Feli memberikan jempolnya, Sugik pun ingin memancing musuh dengan sedikit menjauh.


sedang saat Aris sampai di tempat para tamu undangan, terlihat semua orang ada di sana.


Priyono dan pak haji langsung menyapa sosok Aris yang begitu di tunggu.


"Alhamdulillah... akhirnya juragan bisa datang, ku kira anda tak bisa hadir, tapi di mana ibu juragan kok datang sendiri?" tanya pak haji.


"masih jalan-jalan pak haji, biasa dia selalu suka melihat penjual saat ada pesta rakyat seperti ini," jawab Aris.


"baiklah, duduk dulu mas, mungkin sebentar lagi acara di mulai," kata pak haji mempersilahkan aris.


"awas ibu juragan hilang nanti," kata pak Jatmiko yang mendukung pak Hartono.


pria itu masih belum rela jika orang yang di dukungnya kalah, "wah kenapa anda tiba-tiba khawatir terhadap istriku, dia tak mungkin akan hilang di saat semua orang mengenalnya," kata Aris tersenyum.

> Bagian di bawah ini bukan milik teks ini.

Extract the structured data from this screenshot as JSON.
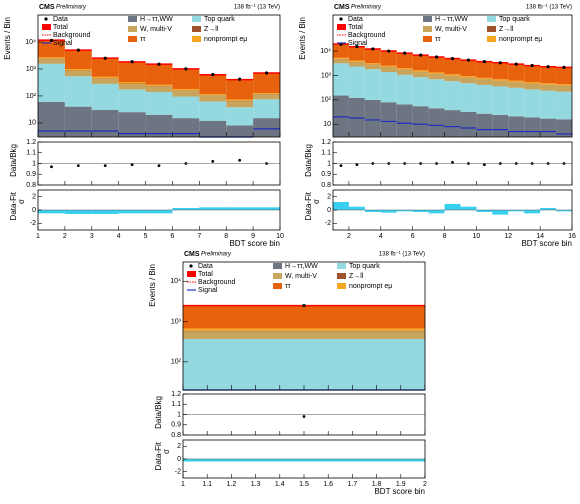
{
  "chart_data": [
    {
      "type": "stacked_bar",
      "cms": "CMS",
      "preliminary": "Preliminary",
      "lumi": "138 fb⁻¹ (13 TeV)",
      "ylabel": "Events / Bin",
      "ratio_label": "Data/Bkg",
      "pull_label": "Data-Fit",
      "pull_sigma": "σ",
      "xlabel": "BDT score bin",
      "total_label": "Total",
      "background_label": "Background",
      "xlim": [
        1,
        10
      ],
      "xticks": [
        1,
        2,
        3,
        4,
        5,
        6,
        7,
        8,
        9,
        10
      ],
      "ylim": [
        3,
        100000
      ],
      "yticks": [
        10,
        {
          "value": 100,
          "label": "10²"
        },
        {
          "value": 1000,
          "label": "10³"
        },
        {
          "value": 10000,
          "label": "10⁴"
        }
      ],
      "log_y": true,
      "ratio_lim": [
        0.8,
        1.2
      ],
      "ratio_ticks": [
        0.8,
        0.9,
        1,
        1.1,
        1.2
      ],
      "pull_lim": [
        -3,
        3
      ],
      "pull_ticks": [
        -2,
        0,
        2
      ],
      "series": [
        {
          "name": "H→ττ,WW",
          "color": "#6e7582",
          "values": [
            60,
            40,
            30,
            25,
            20,
            15,
            12,
            8,
            15
          ]
        },
        {
          "name": "W, multi-V",
          "color": "#c8a45c",
          "values": [
            800,
            300,
            150,
            100,
            80,
            60,
            40,
            25,
            40
          ]
        },
        {
          "name": "ττ",
          "color": "#e8620e",
          "values": [
            9000,
            4000,
            2000,
            1500,
            1250,
            830,
            490,
            330,
            580
          ]
        },
        {
          "name": "Top quark",
          "color": "#94d8e0",
          "values": [
            1500,
            500,
            250,
            150,
            120,
            80,
            50,
            30,
            60
          ]
        },
        {
          "name": "Z→ll",
          "color": "#a0522d",
          "values": [
            60,
            30,
            20,
            12,
            10,
            6,
            4,
            3,
            3
          ]
        },
        {
          "name": "nonprompt eμ",
          "color": "#f5a623",
          "values": [
            300,
            120,
            60,
            40,
            30,
            20,
            12,
            8,
            10
          ]
        }
      ],
      "data": {
        "name": "Data",
        "values": [
          11500,
          5000,
          2500,
          1850,
          1500,
          1010,
          620,
          415,
          710
        ]
      },
      "signal": {
        "name": "Signal",
        "color": "#1f2fbf",
        "values": [
          5,
          5,
          5,
          4,
          4,
          4,
          3,
          3,
          6
        ]
      },
      "ratio": [
        0.97,
        0.98,
        0.98,
        0.99,
        0.98,
        1.0,
        1.02,
        1.03,
        1.0
      ],
      "pull": [
        -0.5,
        -0.6,
        -0.6,
        -0.5,
        -0.5,
        0.3,
        0.4,
        0.4,
        0.4
      ],
      "pull_color": "#38d0f0"
    },
    {
      "type": "stacked_bar",
      "cms": "CMS",
      "preliminary": "Preliminary",
      "lumi": "138 fb⁻¹ (13 TeV)",
      "ylabel": "Events / Bin",
      "ratio_label": "Data/Bkg",
      "pull_label": "Data-Fit",
      "pull_sigma": "σ",
      "xlabel": "BDT score bin",
      "total_label": "Total",
      "background_label": "Background",
      "xlim": [
        1,
        16
      ],
      "xticks": [
        2,
        4,
        6,
        8,
        10,
        12,
        14,
        16
      ],
      "ylim": [
        3,
        300000
      ],
      "yticks": [
        10,
        {
          "value": 100,
          "label": "10²"
        },
        {
          "value": 1000,
          "label": "10³"
        },
        {
          "value": 10000,
          "label": "10⁴"
        }
      ],
      "log_y": true,
      "ratio_lim": [
        0.8,
        1.2
      ],
      "ratio_ticks": [
        0.8,
        0.9,
        1,
        1.1,
        1.2
      ],
      "pull_lim": [
        -3,
        3
      ],
      "pull_ticks": [
        -2,
        0,
        2
      ],
      "series": [
        {
          "name": "H→ττ,WW",
          "color": "#6e7582",
          "values": [
            150,
            120,
            100,
            80,
            65,
            55,
            45,
            38,
            32,
            27,
            24,
            21,
            19,
            17,
            16
          ]
        },
        {
          "name": "W, multi-V",
          "color": "#c8a45c",
          "values": [
            1500,
            1200,
            950,
            780,
            640,
            530,
            440,
            370,
            320,
            280,
            240,
            210,
            190,
            170,
            160
          ]
        },
        {
          "name": "ττ",
          "color": "#e8620e",
          "values": [
            14000,
            11000,
            9000,
            7500,
            6200,
            5200,
            4400,
            3800,
            3300,
            2900,
            2600,
            2300,
            2000,
            1800,
            1700
          ]
        },
        {
          "name": "Top quark",
          "color": "#94d8e0",
          "values": [
            3000,
            2200,
            1700,
            1300,
            1000,
            800,
            650,
            540,
            450,
            380,
            330,
            290,
            250,
            220,
            200
          ]
        },
        {
          "name": "Z→ll",
          "color": "#a0522d",
          "values": [
            100,
            80,
            60,
            50,
            40,
            32,
            26,
            22,
            18,
            15,
            13,
            11,
            10,
            9,
            8
          ]
        },
        {
          "name": "nonprompt eμ",
          "color": "#f5a623",
          "values": [
            600,
            480,
            380,
            300,
            240,
            200,
            170,
            140,
            120,
            100,
            90,
            80,
            70,
            62,
            56
          ]
        }
      ],
      "data": {
        "name": "Data",
        "values": [
          19000,
          15200,
          12200,
          10000,
          8200,
          6800,
          5700,
          4900,
          4250,
          3700,
          3300,
          2900,
          2550,
          2280,
          2150
        ]
      },
      "signal": {
        "name": "Signal",
        "color": "#1f2fbf",
        "values": [
          20,
          18,
          15,
          13,
          11,
          10,
          9,
          8,
          7,
          6,
          6,
          5,
          5,
          5,
          4
        ]
      },
      "ratio": [
        0.98,
        0.99,
        1.0,
        1.0,
        1.0,
        1.0,
        1.0,
        1.01,
        1.0,
        0.99,
        1.0,
        1.0,
        1.0,
        1.0,
        1.0
      ],
      "pull": [
        1.2,
        0.5,
        -0.3,
        -0.4,
        -0.2,
        -0.3,
        -0.5,
        0.9,
        0.5,
        -0.3,
        -0.7,
        -0.2,
        -0.5,
        0.3,
        -0.2
      ],
      "pull_color": "#38d0f0"
    },
    {
      "type": "stacked_bar",
      "cms": "CMS",
      "preliminary": "Preliminary",
      "lumi": "138 fb⁻¹ (13 TeV)",
      "ylabel": "Events / Bin",
      "ratio_label": "Data/Bkg",
      "pull_label": "Data-Fit",
      "pull_sigma": "σ",
      "xlabel": "BDT score bin",
      "total_label": "Total",
      "background_label": "Background",
      "xlim": [
        1,
        2
      ],
      "xticks": [
        1,
        1.1,
        1.2,
        1.3,
        1.4,
        1.5,
        1.6,
        1.7,
        1.8,
        1.9,
        2
      ],
      "ylim": [
        20,
        30000
      ],
      "yticks": [
        {
          "value": 100,
          "label": "10²"
        },
        {
          "value": 1000,
          "label": "10³"
        },
        {
          "value": 10000,
          "label": "10⁴"
        }
      ],
      "log_y": true,
      "ratio_lim": [
        0.8,
        1.2
      ],
      "ratio_ticks": [
        0.8,
        0.9,
        1,
        1.1,
        1.2
      ],
      "pull_lim": [
        -3,
        3
      ],
      "pull_ticks": [
        -2,
        0,
        2
      ],
      "series": [
        {
          "name": "H→ττ,WW",
          "color": "#6e7582",
          "values": [
            20
          ]
        },
        {
          "name": "W, multi-V",
          "color": "#c8a45c",
          "values": [
            200
          ]
        },
        {
          "name": "ττ",
          "color": "#e8620e",
          "values": [
            1800
          ]
        },
        {
          "name": "Top quark",
          "color": "#94d8e0",
          "values": [
            350
          ]
        },
        {
          "name": "Z→ll",
          "color": "#a0522d",
          "values": [
            15
          ]
        },
        {
          "name": "nonprompt eμ",
          "color": "#f5a623",
          "values": [
            90
          ]
        }
      ],
      "data": {
        "name": "Data",
        "values": [
          2500
        ]
      },
      "signal": {
        "name": "Signal",
        "color": "#1f2fbf",
        "values": [
          10
        ]
      },
      "ratio": [
        0.98
      ],
      "pull": [
        -0.4
      ],
      "pull_color": "#38d0f0"
    }
  ]
}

"tapi di saat seperti ini tidak akan ada orang yang akan memperhatikannya, jadi itu mungkin bisa terjadi," kata pria itu dengan senyum yang menyeringai.


Aris sudah memperhitungkan segalanya, Sugik sedang merokok, Feli menyadari sudah di awasi setidaknya ada empat orang di sekitarnya.


dia memberikan kode pada Sugik dengan menyentuh kepalanya, Sugik pun mencari keempat pria itu.


dia pun memakai masker dan memakai jaket hitam dan topi, dan dengan diam-diam mulai bergerak, sedang Feli menyentuh senjata yang di bawanya.


dan siap melakukan apapun untuk melindungi Ayu, terlebih dia sudah mendapatkan kepercayaan dari Aris.